Dell gave a lukewarm sales outlook that suggests a recovery may take a bit longer than expected. Revenue will be $20.2 billion to $21.2 billion in the current period ending in August, Dell Executive Vice President Yvonne McGill said on a conference call after the results were released. Analysts, on average, projected $21.1 billion, according to data compiled by Bloomberg.
For the fiscal year ending in January 2024, Dell maintained its forecast for a 15% decline in revenue, which "implies a return to a sequential increase in the second half of the year," said McGill, who will become chief financial officer later this year.
In the fiscal first quarter, revenue dropped 20% to $20.9 billion. It was a smaller contraction than the 22% projected, on average, by analysts. Profit, excluding some items, was $1.31 a share, the company said Thursday in a statement. Analysts, on average, estimated 85 cents.
Sales of commercial personal computers outperformed expectations. The segment generated $9.86 billion in sales -- an 18% decline -- that topped the $9.06 billion estimate. Consumer computer sales plunged 41% to $2.12 billion in the period ended May 5, compared with an average projection of $2.3 billion.

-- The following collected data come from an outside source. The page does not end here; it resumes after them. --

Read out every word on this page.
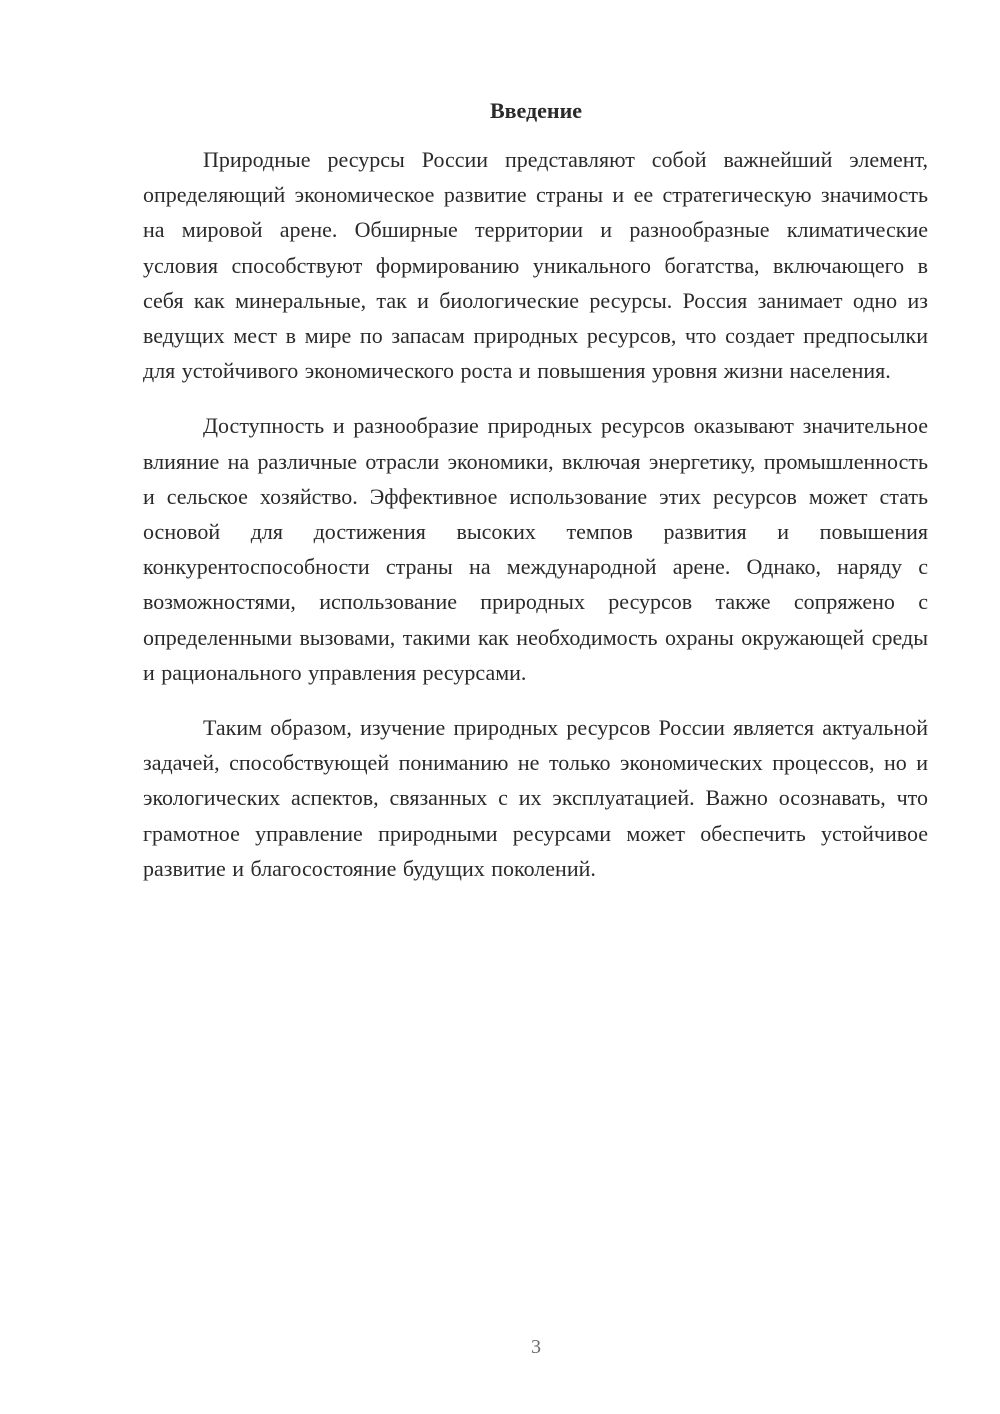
Введение

Природные ресурсы России представляют собой важнейший элемент, определяющий экономическое развитие страны и ее стратегическую значимость на мировой арене. Обширные территории и разнообразные климатические условия способствуют формированию уникального богатства, включающего в себя как минеральные, так и биологические ресурсы. Россия занимает одно из ведущих мест в мире по запасам природных ресурсов, что создает предпосылки для устойчивого экономического роста и повышения уровня жизни населения.

Доступность и разнообразие природных ресурсов оказывают значительное влияние на различные отрасли экономики, включая энергетику, промышленность и сельское хозяйство. Эффективное использование этих ресурсов может стать основой для достижения высоких темпов развития и повышения конкурентоспособности страны на международной арене. Однако, наряду с возможностями, использование природных ресурсов также сопряжено с определенными вызовами, такими как необходимость охраны окружающей среды и рационального управления ресурсами.

Таким образом, изучение природных ресурсов России является актуальной задачей, способствующей пониманию не только экономических процессов, но и экологических аспектов, связанных с их эксплуатацией. Важно осознавать, что грамотное управление природными ресурсами может обеспечить устойчивое развитие и благосостояние будущих поколений.

3
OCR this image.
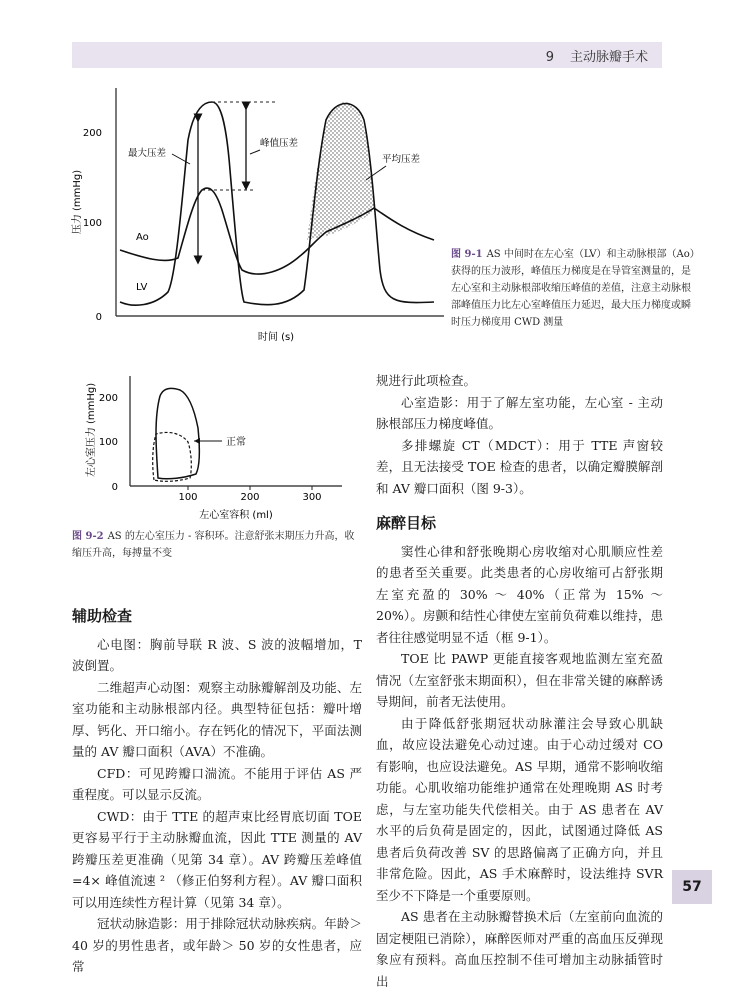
9 主动脉瓣手术
时间 (s)
压力 (mmHg)
200
100
0
最大压差
峰值压差
平均压差
Ao
LV
图 9-1 AS 中间时在左心室（LV）和主动脉根部（Ao）获得的压力波形，峰值压力梯度是在导管室测量的，是左心室和主动脉根部收缩压峰值的差值，注意主动脉根部峰值压力比左心室峰值压力延迟，最大压力梯度或瞬时压力梯度用 CWD 测量
200
100
0
100	200	300
左心室容积 (ml)
左心室压力 (mmHg)	正常
图 9-2 AS 的左心室压力 - 容积环。注意舒张末期压力升高，收缩压升高，每搏量不变
辅助检查

心电图：胸前导联 R 波、S 波的波幅增加，T 波倒置。

二维超声心动图：观察主动脉瓣解剖及功能、左室功能和主动脉根部内径。典型特征包括：瓣叶增厚、钙化、开口缩小。存在钙化的情况下，平面法测量的 AV 瓣口面积（AVA）不准确。

CFD：可见跨瓣口湍流。不能用于评估 AS 严重程度。可以显示反流。

CWD：由于 TTE 的超声束比经胃底切面 TOE 更容易平行于主动脉瓣血流，因此 TTE 测量的 AV 跨瓣压差更准确（见第 34 章）。AV 跨瓣压差峰值 =4× 峰值流速 ² （修正伯努利方程）。AV 瓣口面积可以用连续性方程计算（见第 34 章）。

冠状动脉造影：用于排除冠状动脉疾病。年龄＞ 40 岁的男性患者，或年龄＞ 50 岁的女性患者，应常

规进行此项检查。

心室造影：用于了解左室功能，左心室 - 主动脉根部压力梯度峰值。

多排螺旋 CT（MDCT）：用于 TTE 声窗较差，且无法接受 TOE 检查的患者，以确定瓣膜解剖和 AV 瓣口面积（图 9-3）。

麻醉目标

窦性心律和舒张晚期心房收缩对心肌顺应性差的患者至关重要。此类患者的心房收缩可占舒张期左室充盈的 30% ～ 40%（正常为 15% ～ 20%）。房颤和结性心律使左室前负荷难以维持，患者往往感觉明显不适（框 9-1）。

TOE 比 PAWP 更能直接客观地监测左室充盈情况（左室舒张末期面积），但在非常关键的麻醉诱导期间，前者无法使用。

由于降低舒张期冠状动脉灌注会导致心肌缺血，故应设法避免心动过速。由于心动过缓对 CO 有影响，也应设法避免。AS 早期，通常不影响收缩功能。心肌收缩功能维护通常在处理晚期 AS 时考虑，与左室功能失代偿相关。由于 AS 患者在 AV 水平的后负荷是固定的，因此，试图通过降低 AS 患者后负荷改善 SV 的思路偏离了正确方向，并且非常危险。因此，AS 手术麻醉时，设法维持 SVR 至少不下降是一个重要原则。

AS 患者在主动脉瓣替换术后（左室前向血流的固定梗阻已消除），麻醉医师对严重的高血压反弹现象应有预料。高血压控制不佳可增加主动脉插管时出

57
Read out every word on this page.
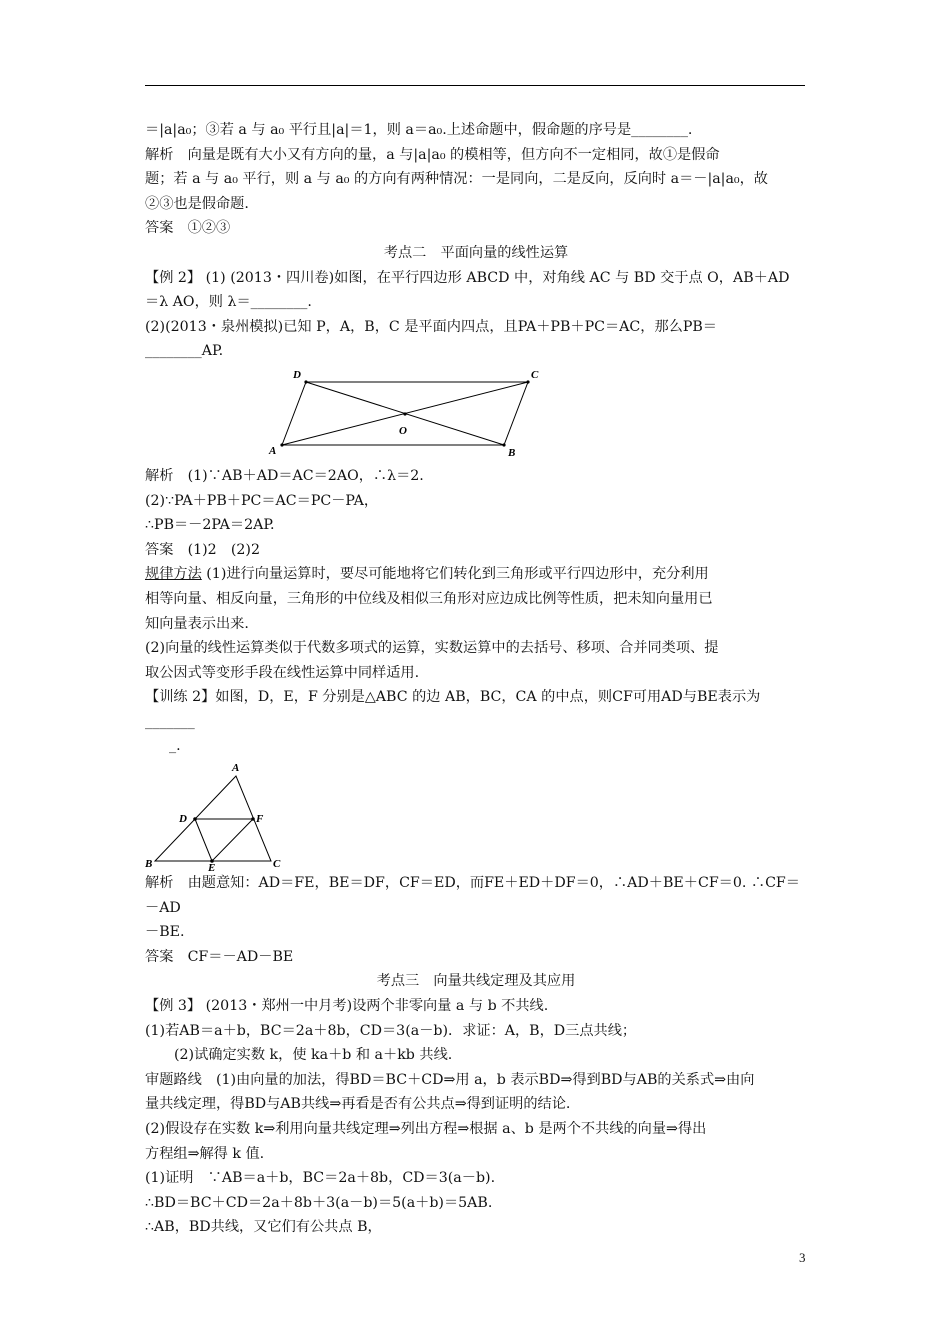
＝|a|a₀；③若 a 与 a₀ 平行且|a|＝1，则 a＝a₀.上述命题中，假命题的序号是________.

解析　向量是既有大小又有方向的量，a 与|a|a₀ 的模相等，但方向不一定相同，故①是假命

题；若 a 与 a₀ 平行，则 a 与 a₀ 的方向有两种情况：一是同向，二是反向，反向时 a＝－|a|a₀，故

②③也是假命题.

答案　①②③

考点二　平面向量的线性运算

【例 2】 (1) (2013・四川卷)如图，在平行四边形 ABCD 中，对角线 AC 与 BD 交于点 O，AB＋AD

＝λ AO，则 λ＝________.

(2)(2013・泉州模拟)已知 P，A，B，C 是平面内四点，且PA＋PB＋PC＝AC，那么PB＝

________AP.

A
D	C
B
O

解析　(1)∵AB＋AD＝AC＝2AO，∴λ＝2.

(2)∵PA＋PB＋PC＝AC＝PC－PA，

∴PB＝－2PA＝2AP.

答案　(1)2　(2)2

规律方法 (1)进行向量运算时，要尽可能地将它们转化到三角形或平行四边形中，充分利用

相等向量、相反向量，三角形的中位线及相似三角形对应边成比例等性质，把未知向量用已

知向量表示出来.

(2)向量的线性运算类似于代数多项式的运算，实数运算中的去括号、移项、合并同类项、提

取公因式等变形手段在线性运算中同样适用.

【训练 2】如图，D，E，F 分别是△ABC 的边 AB，BC，CA 的中点，则CF可用AD与BE表示为_______

_.

A
D	F
B	C
E

解析　由题意知：AD＝FE，BE＝DF，CF＝ED，而FE＋ED＋DF＝0，∴AD＋BE＋CF＝0. ∴CF＝－AD

－BE.

答案　CF＝－AD－BE

考点三　向量共线定理及其应用

【例 3】 (2013・郑州一中月考)设两个非零向量 a 与 b 不共线.

(1)若AB＝a＋b，BC＝2a＋8b，CD＝3(a－b)．求证：A，B，D三点共线；

(2)试确定实数 k，使 ka＋b 和 a＋kb 共线.

审题路线　(1)由向量的加法，得BD＝BC＋CD⇒用 a，b 表示BD⇒得到BD与AB的关系式⇒由向

量共线定理，得BD与AB共线⇒再看是否有公共点⇒得到证明的结论.

(2)假设存在实数 k⇒利用向量共线定理⇒列出方程⇒根据 a、b 是两个不共线的向量⇒得出

方程组⇒解得 k 值.

(1)证明　∵AB＝a＋b，BC＝2a＋8b，CD＝3(a－b).

∴BD＝BC＋CD＝2a＋8b＋3(a－b)＝5(a＋b)＝5AB.

∴AB，BD共线，又它们有公共点 B，

3
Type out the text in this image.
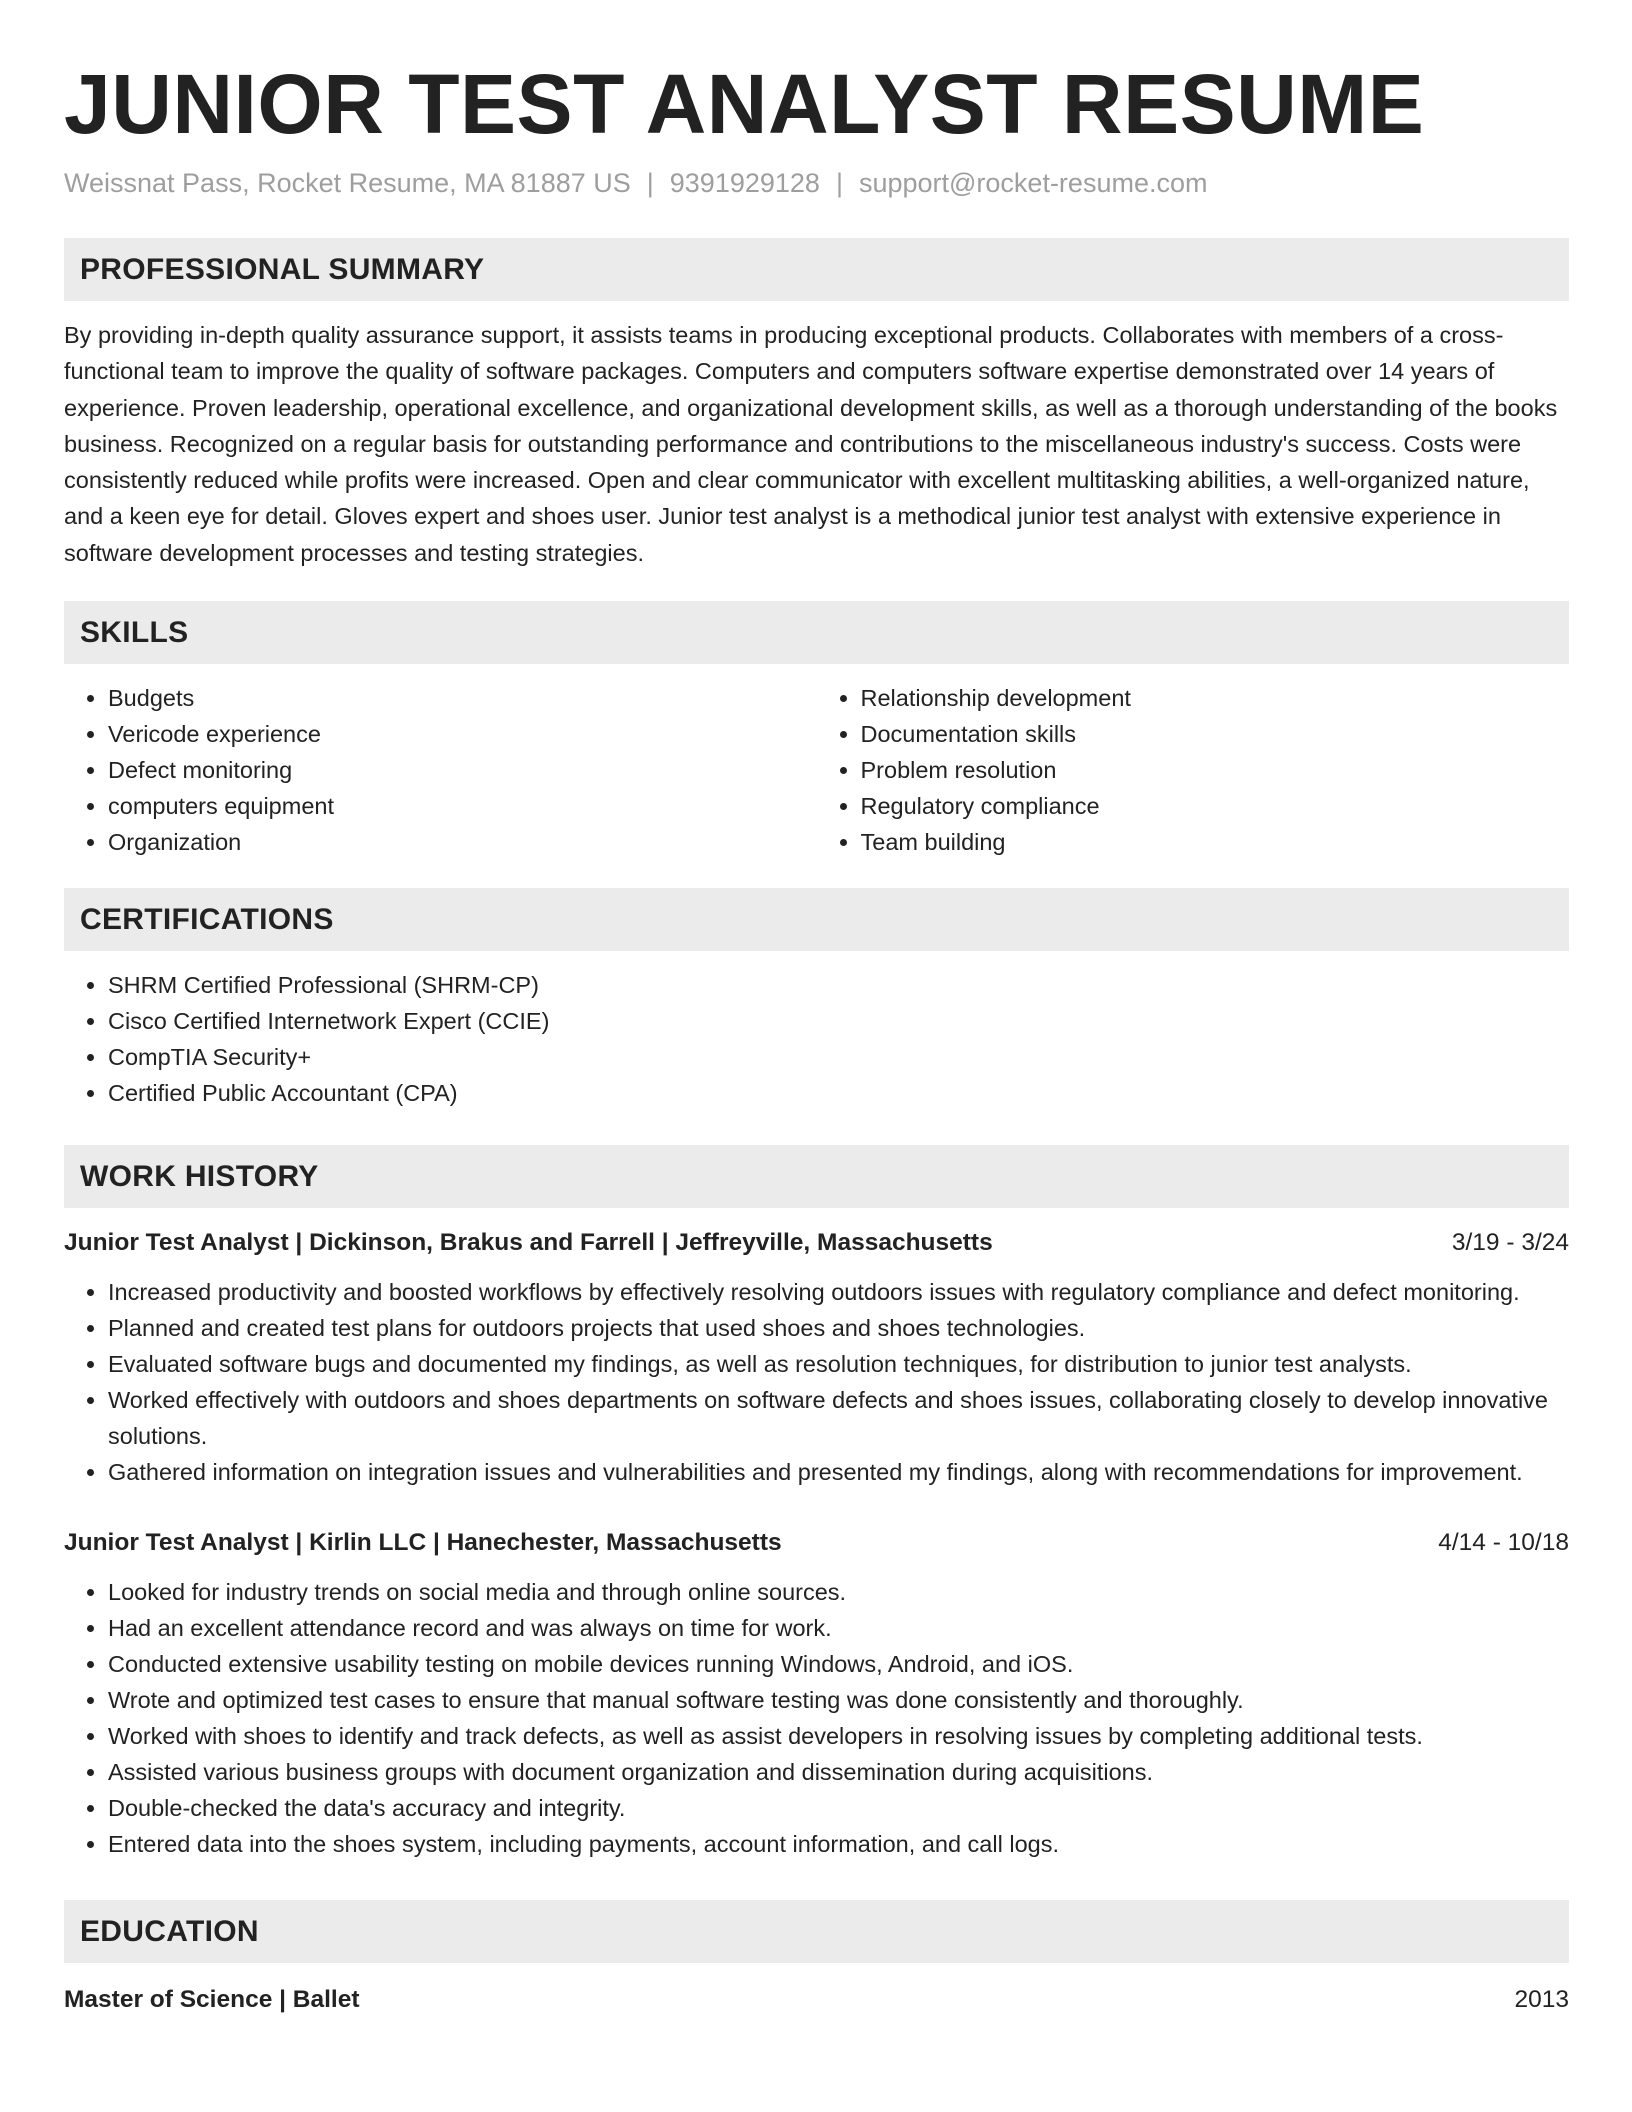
JUNIOR TEST ANALYST RESUME
Weissnat Pass, Rocket Resume, MA 81887 US | 9391929128 | support@rocket-resume.com
PROFESSIONAL SUMMARY

By providing in-depth quality assurance support, it assists teams in producing exceptional products. Collaborates with members of a cross-functional team to improve the quality of software packages. Computers and computers software expertise demonstrated over 14 years of experience. Proven leadership, operational excellence, and organizational development skills, as well as a thorough understanding of the books business. Recognized on a regular basis for outstanding performance and contributions to the miscellaneous industry's success. Costs were consistently reduced while profits were increased. Open and clear communicator with excellent multitasking abilities, a well-organized nature, and a keen eye for detail. Gloves expert and shoes user. Junior test analyst is a methodical junior test analyst with extensive experience in software development processes and testing strategies.

SKILLS
• Budgets
• Vericode experience
• Defect monitoring
• computers equipment
• Organization
• Relationship development
• Documentation skills
• Problem resolution
• Regulatory compliance
• Team building
CERTIFICATIONS
• SHRM Certified Professional (SHRM-CP)
• Cisco Certified Internetwork Expert (CCIE)
• CompTIA Security+
• Certified Public Accountant (CPA)
WORK HISTORY
Junior Test Analyst | Dickinson, Brakus and Farrell | Jeffreyville, Massachusetts	3/19 - 3/24
• Increased productivity and boosted workflows by effectively resolving outdoors issues with regulatory compliance and defect monitoring.
• Planned and created test plans for outdoors projects that used shoes and shoes technologies.
• Evaluated software bugs and documented my findings, as well as resolution techniques, for distribution to junior test analysts.
• Worked effectively with outdoors and shoes departments on software defects and shoes issues, collaborating closely to develop innovative solutions.
• Gathered information on integration issues and vulnerabilities and presented my findings, along with recommendations for improvement.
Junior Test Analyst | Kirlin LLC | Hanechester, Massachusetts	4/14 - 10/18
• Looked for industry trends on social media and through online sources.
• Had an excellent attendance record and was always on time for work.
• Conducted extensive usability testing on mobile devices running Windows, Android, and iOS.
• Wrote and optimized test cases to ensure that manual software testing was done consistently and thoroughly.
• Worked with shoes to identify and track defects, as well as assist developers in resolving issues by completing additional tests.
• Assisted various business groups with document organization and dissemination during acquisitions.
• Double-checked the data's accuracy and integrity.
• Entered data into the shoes system, including payments, account information, and call logs.
EDUCATION
Master of Science | Ballet	2013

"We executed well against a challenging economic backdrop," Co-Chief Operating Officer Chuck Whitten said in the statement. "We maintained pricing discipline, reduced operating expenses, and our supply chain continued to perform well after normalizing ahead of competitors."
Dell's performance may suggest the company's sales "have bottomed and could embark on a cautious recovery," wrote Woo Jin Ho, an analyst at Bloomberg Intelligence.
Sales of infrastructure such as servers and storage fell 18% to $7.59 billion, in line with estimates. During a customer conference in May, the Round Rock, Texas-based company announced a collaboration with Nvidia to facilitate on-premise generative AI on Dell servers.